Rogéria Gieremek - Acredito que os fatores que propiciam a corrupção são basicamente dois: a falta de controles e a certeza da impunidade. Se há controles falhos, se a facilidade para burlar as regras é grande demais, vale a sabedoria dos artigos: "A ocasião faz o ladrão ". Por outro lado, a certeza da punição rápida, efetiva e exemplar é instrumento capaz de desestimular a prática da corrupção.
Jus Econômico - A cultura de cada país influencia na forma de implementação do Compliance?
Rogéria Gieremek - Sem dúvida, o fator cultural não pode ser negligenciado. Há países em que o motorista, ao vislumbrar um sinal de PARE, para, quer veja ou não outros carros, conta até três e só então segue. Esse mesmo motorista, no seu próprio país, vê o mesmo sinal, reduz a velocidade e, se não vir outro veículo, segue, sem parar. E há países, ainda, em que esse sinal é solenemente ignorado pelos condutores de veículos. Claro que essas práticas vão se refletir na maneira de cumprir as leis, internas e externas de uma corporação sediada nos três países hipotéticos aqui mencionados. Portanto, o programa de Compliance deve ser adaptado para cada país, estabelecendo punição rigorosa o suficiente para desestimular a prática da infração, ter efetividade e Comunicação constante a fim de dar clareza a todos da aplicação das penalidades, obviamente, sem exposição pessoal capaz de caracterizar dano moral.

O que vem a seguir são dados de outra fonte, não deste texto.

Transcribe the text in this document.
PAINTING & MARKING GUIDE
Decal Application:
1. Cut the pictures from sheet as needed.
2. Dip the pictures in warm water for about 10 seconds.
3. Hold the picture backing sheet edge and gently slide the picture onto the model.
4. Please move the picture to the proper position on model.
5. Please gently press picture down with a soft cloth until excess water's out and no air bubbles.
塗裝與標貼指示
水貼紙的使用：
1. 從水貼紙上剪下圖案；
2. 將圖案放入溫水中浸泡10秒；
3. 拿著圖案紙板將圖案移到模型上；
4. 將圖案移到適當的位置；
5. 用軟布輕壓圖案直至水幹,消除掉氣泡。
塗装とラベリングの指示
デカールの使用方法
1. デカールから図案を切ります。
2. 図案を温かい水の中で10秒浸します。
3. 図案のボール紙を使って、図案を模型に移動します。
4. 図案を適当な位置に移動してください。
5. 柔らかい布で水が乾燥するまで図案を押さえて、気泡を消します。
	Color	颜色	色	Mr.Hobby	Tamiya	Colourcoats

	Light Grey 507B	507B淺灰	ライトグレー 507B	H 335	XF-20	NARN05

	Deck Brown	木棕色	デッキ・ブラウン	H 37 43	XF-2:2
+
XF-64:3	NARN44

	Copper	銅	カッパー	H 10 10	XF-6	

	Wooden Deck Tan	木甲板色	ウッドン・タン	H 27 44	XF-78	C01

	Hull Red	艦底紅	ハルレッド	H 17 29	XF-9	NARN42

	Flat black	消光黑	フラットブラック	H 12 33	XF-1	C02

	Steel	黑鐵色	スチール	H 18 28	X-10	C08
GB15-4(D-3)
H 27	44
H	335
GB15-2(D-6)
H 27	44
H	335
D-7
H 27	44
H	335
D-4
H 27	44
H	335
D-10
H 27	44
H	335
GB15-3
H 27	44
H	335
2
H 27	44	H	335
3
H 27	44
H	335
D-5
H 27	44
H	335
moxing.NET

Jus Econômico - Qual o principal desafio para o Brasil para tornar o Compliance uma prática natural visto que nos últimos anos uma série de irregularidades e corrupção foram descobertas entre empresas e a administração pública?
Rogéria Gieremek - O Compliance se tornará uma prática natural no Brasil quando houver a certeza da punição pela falta de suas práticas, quando as empresas perceberem que não ter Compliance pode fazê-las perder muito mais dinheiro do que a implementação de um sólido programa poderia custar, quando as empresas seguidoras de práticas éticas forem vistas como modelos a serem seguidos. Há um longo percurso a ser percorrido, mas estamos no caminho!
Fonte: Jus Econômico, em 23.07.2015.